Daniel J Walsh dwalsh at redhat.com
Sat May 16 09:46:34 UTC 2015

On 05/15/2015 05:05 PM, Paul Moore wrote:
> On Thursday, May 14, 2015 11:23:09 PM Andy Lutomirski wrote:
>> On Thu, May 14, 2015 at 7:32 PM, Richard Guy Briggs <rgb at redhat.com> wrote:
>>> On 15/05/14, Paul Moore wrote:
>>>> * Look at our existing audit records to determine which records should
>>>> have
>>>> namespace and container ID tokens added.  We may only want to add the
>>>> additional fields in the case where the namespace/container ID tokens are
>>>> not the init namespace.
>>> If we have a record that ties a set of namespace IDs with a container
>>> ID, then I expect we only need to list the containerID along with auid
>>> and sessionID.
>> The problem here is that the kernel has no concept of a "container", and I
>> don't think it makes any sense to add one just for audit.  "Container" is a
>> marketing term used by some userspace tools.

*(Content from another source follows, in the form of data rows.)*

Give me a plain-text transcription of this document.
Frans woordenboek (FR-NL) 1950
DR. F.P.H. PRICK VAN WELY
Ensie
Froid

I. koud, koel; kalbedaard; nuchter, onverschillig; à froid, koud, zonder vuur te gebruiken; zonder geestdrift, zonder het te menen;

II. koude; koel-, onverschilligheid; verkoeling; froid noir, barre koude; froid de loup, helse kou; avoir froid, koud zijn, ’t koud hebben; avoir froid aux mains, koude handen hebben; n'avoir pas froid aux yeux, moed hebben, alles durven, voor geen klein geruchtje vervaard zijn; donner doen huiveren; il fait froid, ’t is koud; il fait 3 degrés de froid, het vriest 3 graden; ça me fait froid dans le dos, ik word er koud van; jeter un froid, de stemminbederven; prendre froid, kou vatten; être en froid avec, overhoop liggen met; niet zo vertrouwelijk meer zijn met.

>> I can imagine that both audit could benefit from a concept of a
>> namespace *path* that understands nesting (e.g. root/2/5/1 or
>> something along those lines).  Mapping these to "containers" belongs
>> in userspace, I think.
> It might be helpful to climb up a few levels in this thread ...
> I think we all agree that containers are not a kernel construct.  I further 
> believe that the kernel has no business generating container IDs, those should 
> come from userspace and will likely be different depending on how you define 
> "container".  However, what is less clear to me at this point is how the 
> kernel should handle the setting, reporting, and general management of this 
> container ID token.
Wouldn't the easiest thing be to just treat add a containerid to the
process context like auid.  Then
make it a privileged operation to set it.  Then tools that care about
auditing like docker can set the ID
and remove the Capability from it sub processes if it cares.  All
processes adopt parent processes containerid.
Now containers can be audited and as long as userspace is written
correctly nested containers can either override the containerid or not
depending on what the audit rules are.

No special handling inside of namespaces.